Ihren Mann Helmut lernte Käthe Muscharski dann auch in Danzig kennen und am 4. April 1936 wurde Hochzeit gefeiert. Ein Hochzeitsbild erinnert noch heute an diesen schönen Tag. Zwei Jahre später wurde ihr einziger Sohn Heinz geboren, der mit seiner Frau heute im Nachbarhaus in Königstein lebt und sich liebevoll um seine Mutter kümmert.

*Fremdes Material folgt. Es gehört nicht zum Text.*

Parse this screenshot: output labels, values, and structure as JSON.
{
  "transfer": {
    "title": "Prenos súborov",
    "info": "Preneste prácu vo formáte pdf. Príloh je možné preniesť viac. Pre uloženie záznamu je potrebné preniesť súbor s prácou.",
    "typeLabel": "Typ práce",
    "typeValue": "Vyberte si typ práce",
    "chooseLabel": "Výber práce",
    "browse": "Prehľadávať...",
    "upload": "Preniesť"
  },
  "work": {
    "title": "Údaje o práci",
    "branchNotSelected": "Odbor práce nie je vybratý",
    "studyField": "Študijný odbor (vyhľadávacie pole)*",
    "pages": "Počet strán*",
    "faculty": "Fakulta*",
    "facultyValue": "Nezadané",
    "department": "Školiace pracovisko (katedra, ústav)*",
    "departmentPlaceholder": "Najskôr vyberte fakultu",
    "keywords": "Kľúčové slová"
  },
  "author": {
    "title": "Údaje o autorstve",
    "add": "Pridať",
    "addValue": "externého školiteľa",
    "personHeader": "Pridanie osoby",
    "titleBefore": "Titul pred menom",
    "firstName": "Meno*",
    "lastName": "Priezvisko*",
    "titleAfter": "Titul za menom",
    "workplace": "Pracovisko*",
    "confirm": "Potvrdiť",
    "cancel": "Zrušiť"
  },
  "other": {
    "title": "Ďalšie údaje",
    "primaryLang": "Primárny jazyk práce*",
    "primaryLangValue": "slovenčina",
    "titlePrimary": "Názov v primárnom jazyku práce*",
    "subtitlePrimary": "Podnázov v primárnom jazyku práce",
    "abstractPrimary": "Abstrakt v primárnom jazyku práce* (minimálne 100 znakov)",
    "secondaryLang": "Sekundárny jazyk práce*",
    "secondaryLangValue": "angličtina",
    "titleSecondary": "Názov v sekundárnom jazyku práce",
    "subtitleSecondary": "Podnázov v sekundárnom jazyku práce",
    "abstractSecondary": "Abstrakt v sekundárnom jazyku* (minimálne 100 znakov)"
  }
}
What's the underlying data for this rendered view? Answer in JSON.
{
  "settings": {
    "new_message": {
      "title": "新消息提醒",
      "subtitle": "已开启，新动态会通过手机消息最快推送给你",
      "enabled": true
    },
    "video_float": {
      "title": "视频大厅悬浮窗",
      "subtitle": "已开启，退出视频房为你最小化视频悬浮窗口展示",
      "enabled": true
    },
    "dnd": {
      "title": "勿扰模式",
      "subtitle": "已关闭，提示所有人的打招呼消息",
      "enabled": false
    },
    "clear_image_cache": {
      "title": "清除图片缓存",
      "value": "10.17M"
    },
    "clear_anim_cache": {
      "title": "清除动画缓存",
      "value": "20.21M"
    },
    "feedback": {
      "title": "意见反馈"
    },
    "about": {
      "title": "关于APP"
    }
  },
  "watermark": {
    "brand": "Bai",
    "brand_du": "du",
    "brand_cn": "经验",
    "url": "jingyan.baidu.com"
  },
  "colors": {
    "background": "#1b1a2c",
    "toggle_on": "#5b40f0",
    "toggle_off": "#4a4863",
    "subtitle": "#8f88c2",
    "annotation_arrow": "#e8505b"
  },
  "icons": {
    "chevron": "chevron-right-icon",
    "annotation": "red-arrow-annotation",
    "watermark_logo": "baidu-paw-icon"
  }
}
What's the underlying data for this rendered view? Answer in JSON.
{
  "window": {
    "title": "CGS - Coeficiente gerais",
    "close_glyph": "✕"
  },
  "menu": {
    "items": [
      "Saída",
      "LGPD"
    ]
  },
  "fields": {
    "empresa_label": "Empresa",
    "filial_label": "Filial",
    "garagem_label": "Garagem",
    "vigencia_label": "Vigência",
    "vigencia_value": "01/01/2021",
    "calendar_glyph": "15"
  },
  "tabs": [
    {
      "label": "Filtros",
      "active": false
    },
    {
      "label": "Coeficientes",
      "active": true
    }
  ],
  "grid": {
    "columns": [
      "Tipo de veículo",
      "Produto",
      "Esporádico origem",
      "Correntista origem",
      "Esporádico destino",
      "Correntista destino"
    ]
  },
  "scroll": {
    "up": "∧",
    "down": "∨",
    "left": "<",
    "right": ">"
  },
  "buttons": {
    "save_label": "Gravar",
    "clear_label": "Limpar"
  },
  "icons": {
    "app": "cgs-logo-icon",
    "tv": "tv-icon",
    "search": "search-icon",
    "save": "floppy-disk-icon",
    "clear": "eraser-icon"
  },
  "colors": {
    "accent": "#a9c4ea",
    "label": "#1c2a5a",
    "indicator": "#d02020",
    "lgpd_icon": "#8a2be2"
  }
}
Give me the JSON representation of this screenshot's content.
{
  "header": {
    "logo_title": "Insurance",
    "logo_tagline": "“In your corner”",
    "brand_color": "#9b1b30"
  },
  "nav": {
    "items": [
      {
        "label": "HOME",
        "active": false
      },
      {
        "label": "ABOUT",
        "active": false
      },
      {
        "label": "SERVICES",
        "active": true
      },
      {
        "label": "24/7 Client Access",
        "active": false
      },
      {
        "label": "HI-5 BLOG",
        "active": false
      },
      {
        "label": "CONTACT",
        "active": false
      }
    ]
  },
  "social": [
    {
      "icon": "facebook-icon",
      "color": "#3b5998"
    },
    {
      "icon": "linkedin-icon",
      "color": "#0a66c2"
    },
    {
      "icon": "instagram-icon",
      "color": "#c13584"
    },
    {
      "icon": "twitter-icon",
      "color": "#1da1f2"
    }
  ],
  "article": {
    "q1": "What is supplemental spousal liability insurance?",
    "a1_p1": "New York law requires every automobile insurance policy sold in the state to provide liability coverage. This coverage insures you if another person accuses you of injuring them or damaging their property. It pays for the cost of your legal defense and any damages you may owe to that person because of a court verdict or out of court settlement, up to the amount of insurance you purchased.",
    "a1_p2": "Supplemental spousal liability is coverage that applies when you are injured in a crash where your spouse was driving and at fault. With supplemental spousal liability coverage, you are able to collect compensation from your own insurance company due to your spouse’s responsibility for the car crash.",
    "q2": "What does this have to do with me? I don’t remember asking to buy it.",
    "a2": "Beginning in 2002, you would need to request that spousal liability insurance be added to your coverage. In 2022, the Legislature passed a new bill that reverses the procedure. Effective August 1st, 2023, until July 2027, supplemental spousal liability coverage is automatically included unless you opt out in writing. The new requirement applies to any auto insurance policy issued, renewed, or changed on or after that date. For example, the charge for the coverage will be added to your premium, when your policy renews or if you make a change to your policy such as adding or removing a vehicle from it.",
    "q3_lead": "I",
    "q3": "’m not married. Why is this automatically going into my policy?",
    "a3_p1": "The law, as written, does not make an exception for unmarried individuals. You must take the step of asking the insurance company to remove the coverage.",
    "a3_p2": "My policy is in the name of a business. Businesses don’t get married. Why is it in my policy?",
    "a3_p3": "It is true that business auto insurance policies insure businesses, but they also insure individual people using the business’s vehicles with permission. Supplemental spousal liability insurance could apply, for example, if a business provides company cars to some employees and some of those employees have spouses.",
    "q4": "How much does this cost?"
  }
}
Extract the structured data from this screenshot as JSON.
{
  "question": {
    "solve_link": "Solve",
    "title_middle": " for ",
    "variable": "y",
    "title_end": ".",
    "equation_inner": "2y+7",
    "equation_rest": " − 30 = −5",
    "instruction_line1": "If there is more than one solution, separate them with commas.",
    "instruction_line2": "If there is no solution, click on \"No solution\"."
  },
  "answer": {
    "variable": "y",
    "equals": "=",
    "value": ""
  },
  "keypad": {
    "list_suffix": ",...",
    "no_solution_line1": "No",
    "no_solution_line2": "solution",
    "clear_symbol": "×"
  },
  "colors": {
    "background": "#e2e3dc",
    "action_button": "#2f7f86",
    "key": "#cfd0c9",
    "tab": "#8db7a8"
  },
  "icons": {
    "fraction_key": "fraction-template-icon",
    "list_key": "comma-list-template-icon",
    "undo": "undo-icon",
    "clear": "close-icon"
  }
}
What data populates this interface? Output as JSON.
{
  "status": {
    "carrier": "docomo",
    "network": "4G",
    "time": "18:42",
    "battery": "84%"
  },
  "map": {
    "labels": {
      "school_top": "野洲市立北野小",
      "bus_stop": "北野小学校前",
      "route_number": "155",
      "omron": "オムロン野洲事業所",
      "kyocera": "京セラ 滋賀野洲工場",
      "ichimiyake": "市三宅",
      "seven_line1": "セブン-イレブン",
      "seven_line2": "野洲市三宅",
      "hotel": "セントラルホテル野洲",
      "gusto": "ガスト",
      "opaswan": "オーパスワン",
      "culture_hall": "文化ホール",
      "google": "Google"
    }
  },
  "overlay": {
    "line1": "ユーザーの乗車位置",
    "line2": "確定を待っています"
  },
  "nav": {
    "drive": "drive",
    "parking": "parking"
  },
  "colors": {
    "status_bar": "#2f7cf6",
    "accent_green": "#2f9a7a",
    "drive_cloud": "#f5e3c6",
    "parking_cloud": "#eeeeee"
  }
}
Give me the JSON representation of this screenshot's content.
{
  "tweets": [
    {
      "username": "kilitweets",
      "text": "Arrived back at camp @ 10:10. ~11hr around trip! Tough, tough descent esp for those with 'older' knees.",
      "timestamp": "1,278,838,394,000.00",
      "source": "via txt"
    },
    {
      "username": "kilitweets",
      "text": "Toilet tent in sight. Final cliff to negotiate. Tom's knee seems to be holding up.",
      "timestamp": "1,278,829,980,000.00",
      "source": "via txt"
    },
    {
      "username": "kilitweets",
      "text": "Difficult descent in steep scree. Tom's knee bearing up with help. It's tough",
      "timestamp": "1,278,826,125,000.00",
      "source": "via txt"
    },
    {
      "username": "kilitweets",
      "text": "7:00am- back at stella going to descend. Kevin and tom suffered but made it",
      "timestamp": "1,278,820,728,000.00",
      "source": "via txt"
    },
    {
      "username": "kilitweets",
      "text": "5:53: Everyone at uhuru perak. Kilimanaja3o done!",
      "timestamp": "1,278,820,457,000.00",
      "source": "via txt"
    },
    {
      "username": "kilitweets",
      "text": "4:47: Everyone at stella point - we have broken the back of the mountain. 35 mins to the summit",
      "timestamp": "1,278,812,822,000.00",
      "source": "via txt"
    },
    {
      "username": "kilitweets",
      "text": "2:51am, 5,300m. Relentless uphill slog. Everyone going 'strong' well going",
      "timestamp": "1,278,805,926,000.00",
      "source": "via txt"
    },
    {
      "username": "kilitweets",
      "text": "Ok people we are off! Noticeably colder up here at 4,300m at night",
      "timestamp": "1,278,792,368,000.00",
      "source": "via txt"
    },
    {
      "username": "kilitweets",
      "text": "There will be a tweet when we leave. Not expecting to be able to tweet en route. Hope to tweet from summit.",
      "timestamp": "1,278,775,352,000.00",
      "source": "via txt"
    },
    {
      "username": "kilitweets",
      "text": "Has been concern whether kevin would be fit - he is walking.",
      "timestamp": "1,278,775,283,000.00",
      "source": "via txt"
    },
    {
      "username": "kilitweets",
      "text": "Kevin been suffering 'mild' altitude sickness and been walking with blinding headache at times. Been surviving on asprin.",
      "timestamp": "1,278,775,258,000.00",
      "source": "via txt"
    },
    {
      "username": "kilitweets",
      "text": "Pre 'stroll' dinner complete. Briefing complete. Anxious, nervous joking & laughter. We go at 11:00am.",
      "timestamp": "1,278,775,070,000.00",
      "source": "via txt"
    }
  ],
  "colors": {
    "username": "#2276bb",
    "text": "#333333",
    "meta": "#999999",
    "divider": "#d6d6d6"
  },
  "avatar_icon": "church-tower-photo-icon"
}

Helmut Muscharski wurde zum Kriegsdienst eingezogen und zog sich während des 2. Weltkrieges mehrere schwere Verwundungen zu. Den Krieg verbrachte Käthe Muscharski mit ihrem Sohn in Danzig und auch nach dem Krieg sind die beiden noch bis 1957 dort geblieben, obwohl viele andere Familienmitglieder bereits nach Westdeutschland flohen. Das Wissen, „im Westen“ in Lagern untergebracht zu werden, schreckte die beiden von der Flucht ab.

Während ihr Sohn in Danzig eine polnische Schule besuchte, wurde Käthe Muscharski zunächst als Trümmerfrau eingesetzt, bevor sie in einer Druckerei, an deren Wiederaufbau sie beteiligt war, eine feste Anstellung fand. Ihr Mann wurde nach dem Krieg als Verwundeter in den Westen gebracht, wo er später dann zur Erholung nach Falkenstein kam. Erst als es ihrem Mann soweit besser ging, dass er eine kleine Wohnung finden konnte, siedelten Käthe Muscharski und ihr Sohn ebenfalls nach Königstein um.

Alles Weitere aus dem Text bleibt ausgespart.